当最后一层手帕被揭开,她整个人,如同被雷击中一般,猛地倒吸了一口凉气。
“滴答……滴答……”
一块银色的、小巧精致的宝石花女士手表,正静静地躺在手帕中央。
表蒙擦得锃亮,指针正有力地跳动着,发出这个年代最悦耳、最奢侈的声响。
“李卫东……”
叶婉清的声音瞬间变了,她猛地抬头,那双漂亮的丹凤眼里,不再有丝毫调侃,取而代之的是震惊和前所未有的严肃。
“你这是什么意思?!”
她“啪”的一声,用手帕将手表盖住,声音陡然转冷:“你知不知道这东西值多少钱?!你从哪儿弄来的?!”
她第一反应不是惊喜,而是惊恐!
这可不是一包糖、几块肥皂!这是一块手表!能换一个普通工人一年工资的硬通货!
他一个农村小子,哪来的这东西?偷的?抢的?还是……
【叮!检测到充满怀疑的“合理”提议!】
【提议者:叶婉清。】
【提议内容:(隐含)拒绝这块来路不明的手表,撇清关系。】
【提议合理性评定:高!】
【请宿主进行反对!】
李卫东料到了她的反应。
他迎着叶婉清那双充满戒备和审视的目光,缓缓开口:
“叶姐,你别紧张。这块表……来路很正。”
“正?”叶婉清冷笑,“怎么个正法?”
“它,”李卫东伸出手指,轻轻点了点那个手帕包,“就是你卖给我的那堆垃圾里的一块。”
“……什么?!”
叶婉清澈底愣住了,她不敢置信地重新掀开手帕,拿起那块手表。
“你……你是说……你真的把它们都……修好了?!”
“不止这一块。

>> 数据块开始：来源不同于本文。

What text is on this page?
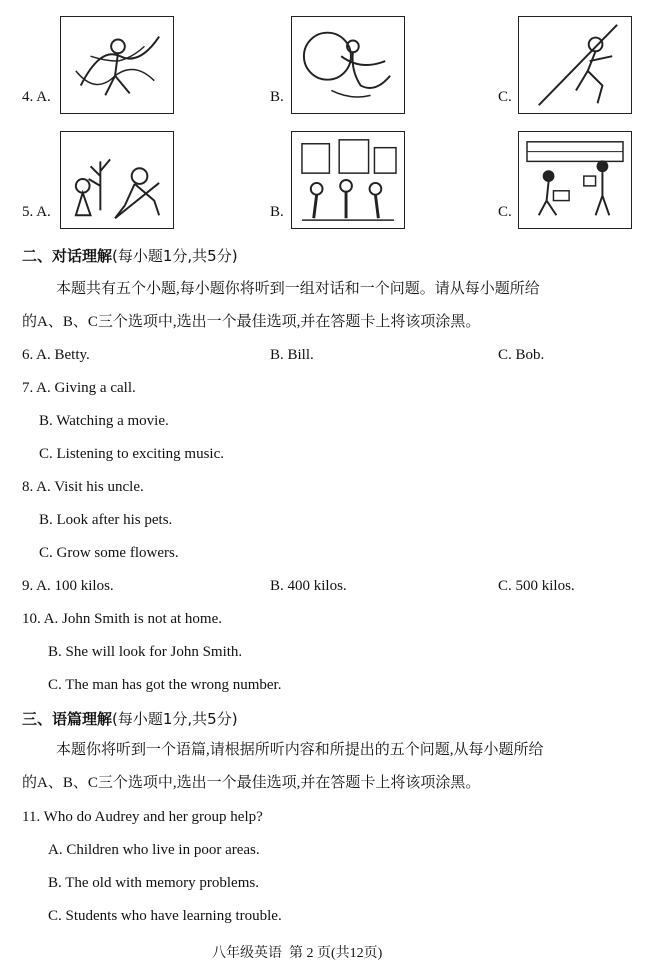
4. A.	B.	C.
5. A.	B.	C.
二、对话理解(每小题1分,共5分)
本题共有五个小题,每小题你将听到一组对话和一个问题。请从每小题所给
的A、B、C三个选项中,选出一个最佳选项,并在答题卡上将该项涂黑。
6. A. Betty.	B. Bill.	C. Bob.
7. A. Giving a call.
B. Watching a movie.
C. Listening to exciting music.
8. A. Visit his uncle.
B. Look after his pets.
C. Grow some flowers.
9. A. 100 kilos.	B. 400 kilos.	C. 500 kilos.
10. A. John Smith is not at home.
B. She will look for John Smith.
C. The man has got the wrong number.
三、语篇理解(每小题1分,共5分)
本题你将听到一个语篇,请根据所听内容和所提出的五个问题,从每小题所给
的A、B、C三个选项中,选出一个最佳选项,并在答题卡上将该项涂黑。
11. Who do Audrey and her group help?
A. Children who live in poor areas.
B. The old with memory problems.
C. Students who have learning trouble.
八年级英语  第 2 页(共12页)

”
李卫东平静地抛出了一个更重的炸弹:“你卖给我的那三十多只垃圾,我修好了十五只。还有十只,缺零件,但也都能修。”
“……”
叶婉清的宿舍里,陷入了一片死寂。
只剩下那块宝石花手表,在“滴答”、“滴答”地走着。
叶婉清呆呆地看着手里的表,又呆呆地抬头,看着眼前这个神情平静的青年。
她的大脑,一片空白。
她以为李卫东是胆大包天。
她以为李卫东是运气好。
她甚至以为李卫东是哪家大人物流落在外的私生子。
她想过一万种可能,却唯独没想过……
他竟然,真的凭着一双手,把一堆废铁……变成了黄金!
“你……”叶婉清的喉咙有些发干,她花了足足半分钟,才找回自己的声音:“你……你到底是个什么怪物?”
“我只是个想活得好点的手艺人。”李卫东笑了。
他将那块手表,连同手帕一起,轻轻推到叶婉清的面前。
“不,我不能收。”叶婉清下意识地推了回去,声音带着一丝颤斗,“这太……太贵重了。我不能平白无故收你……”
“叶姐。”李卫东打断了她,目光灼灼。